How To Overcome Impostor Syndrome on Video

Are you throwing these away?

Then stop. These are really valuable to you.

It took a man named Victor Borge to stop me from throwing away mine.

Victor Borge, originally from Denmark, was a classical pianist.  

He was also very funny. They called him the Clown Prince of Denmark. 

He starred in movies with Frank Sinatra. He had his own TV show on NBC.

At the end of his 7-decade career, I was in the first decade of my career and we got to work together very briefly.

He was to be playing this beautiful black Steinway grand piano and I was to be filming him doing it. I was setting up all the lights. I was trying my hardest to make a name in the TV industry.

He said to me, “my boy, can I see the magic you are creating with your lighting?” Gulp! I set up a screen so he could see the shot I was creating.

“My boy,” he paused, “this is w-o-n-d-e-r-f-u-l. You have a gift.”

Phew! I responded with how I always responded. “Nah, anyone could do this.” 

I went to walk away and his hand went on my arm and pulled me up. He spoke.

“Have you ever had an occasion where you wanted to buy someone a gift, and this person was special to you, so you spent a lot of time choosing the gift because you wanted it to mean something special to the person.  You wrapped it, just so. You waited and waited, and you chose the right moment to give it. The moment had to be just right?”  

Not sure what this was about or my part in it, that he still had his hand on my arm suggested I answer earnestly, if not intelligently. “I think so?”

Victor Borge eloquently continued, “What if they opened it, and just said that’s nice, and pushed it to the side. You’d feel very rejected, right?”

The lively conversationalist in me came back with, “I think so?”

Now he got to the point. “When I am on stage and the audience applauds, this is a gift of gratitude they are giving me, and I graciously accept it.” 

“My boy…” 

I felt his grasp on my arm tighten so I paid attention.

“I just gave you my gift, a compliment for your work, and you crumpled it up, right under my nose, and threw it away by saying, ‘oh it’s nothing.’ My boy, you must learn to accept the gift of a compliment. What you have just told me is that I am a bad judge of character, that I don’t know something of quality when I see it. It’s not what you intended to say, but it’s exactly what you did say.”

It took me a while to understand this. 

I didn’t accept compliments, because I didn’t believe in myself.

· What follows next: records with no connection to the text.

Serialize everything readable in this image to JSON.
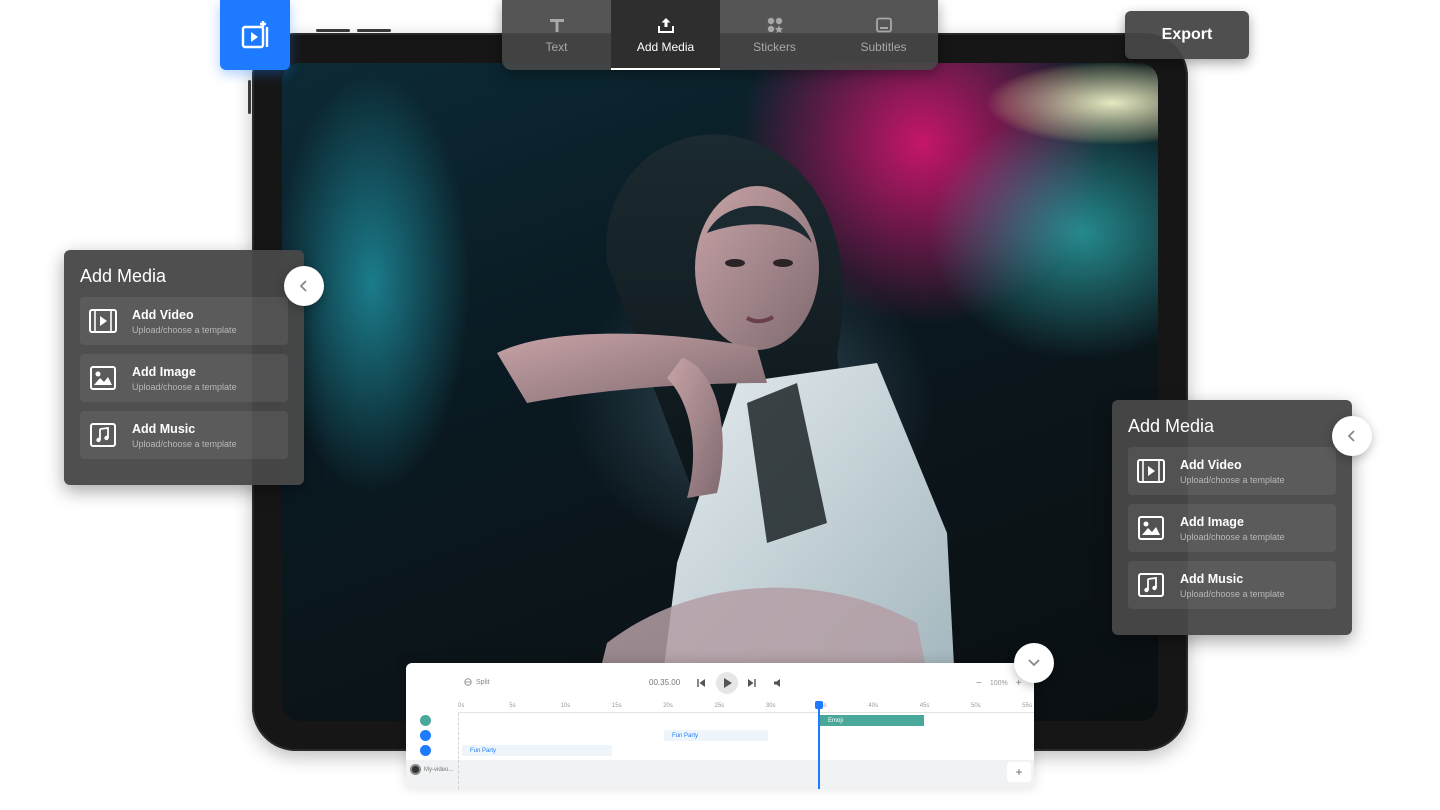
{
  "toolbar": {
    "tabs": [
      {
        "label": "Text",
        "icon": "text-icon"
      },
      {
        "label": "Add Media",
        "icon": "upload-icon"
      },
      {
        "label": "Stickers",
        "icon": "stickers-icon"
      },
      {
        "label": "Subtitles",
        "icon": "subtitles-icon"
      }
    ],
    "active_tab": "Add Media"
  },
  "export_label": "Export",
  "panels": {
    "left": {
      "title": "Add Media",
      "items": [
        {
          "label": "Add Video",
          "sub": "Upload/choose a template",
          "icon": "video-icon"
        },
        {
          "label": "Add Image",
          "sub": "Upload/choose a template",
          "icon": "image-icon"
        },
        {
          "label": "Add Music",
          "sub": "Upload/choose a template",
          "icon": "music-icon"
        }
      ]
    },
    "right": {
      "title": "Add Media",
      "items": [
        {
          "label": "Add Video",
          "sub": "Upload/choose a template",
          "icon": "video-icon"
        },
        {
          "label": "Add Image",
          "sub": "Upload/choose a template",
          "icon": "image-icon"
        },
        {
          "label": "Add Music",
          "sub": "Upload/choose a template",
          "icon": "music-icon"
        }
      ]
    }
  },
  "timeline": {
    "split_label": "Split",
    "current_time": "00.35.00",
    "zoom": "100%",
    "ruler": [
      "0s",
      "5s",
      "10s",
      "15s",
      "20s",
      "25s",
      "30s",
      "35s",
      "40s",
      "45s",
      "50s",
      "55s"
    ],
    "clips": {
      "emoji": "Emoji",
      "text_upper": "Fun Party",
      "text_lower": "Fun Party"
    },
    "video_track": "My-video..."
  },
  "colors": {
    "accent": "#1e7bff",
    "panel_bg": "#484848",
    "toolbar_bg": "#464646",
    "emoji_clip": "#4aa89a"
  }
}
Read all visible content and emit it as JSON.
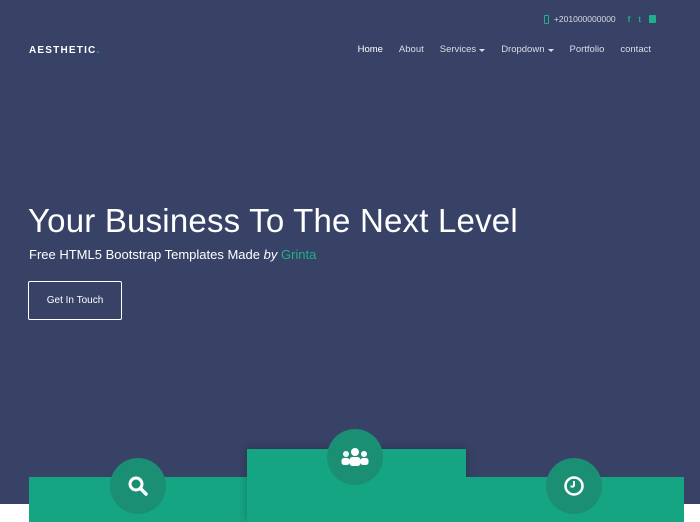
{
  "topbar": {
    "phone": "+201000000000",
    "social": [
      "f",
      "t"
    ]
  },
  "brand": {
    "name": "AESTHETIC",
    "dot": "."
  },
  "nav": {
    "items": [
      {
        "label": "Home",
        "active": true,
        "dropdown": false
      },
      {
        "label": "About",
        "active": false,
        "dropdown": false
      },
      {
        "label": "Services",
        "active": false,
        "dropdown": true
      },
      {
        "label": "Dropdown",
        "active": false,
        "dropdown": true
      },
      {
        "label": "Portfolio",
        "active": false,
        "dropdown": false
      },
      {
        "label": "contact",
        "active": false,
        "dropdown": false
      }
    ]
  },
  "hero": {
    "title": "Your Business To The Next Level",
    "subtitle_prefix": "Free HTML5 Bootstrap Templates Made ",
    "subtitle_by": "by",
    "subtitle_brand": "Grinta",
    "cta_label": "Get In Touch"
  },
  "features": {
    "icons": [
      "search-icon",
      "users-icon",
      "clock-icon"
    ]
  },
  "colors": {
    "background": "#374266",
    "accent": "#16a583",
    "accent_dark": "#1a8f73",
    "text": "#ffffff"
  }
}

Because I didn’t believe in myself I played small for so long.

I’ve changed.

If you do not have video confidence, if you struggle with the Impostor Syndrome, I think this is the very first step to take on your road to becoming utterly compelling on video.

 

BONUS 1 How to Accept A Compliment

Simply stop, face the person, look them in the eye, smile and say, “Thank you, you’ve made my day.” 

 

BONUS 2 Give Compliments Too!

Authentic compliments lift people and give them wings. 

A compliment won’t pay the rent but it makes others feel ten foot tall. 

There are very few things in the world where you can expend such little effort to get a huge effect.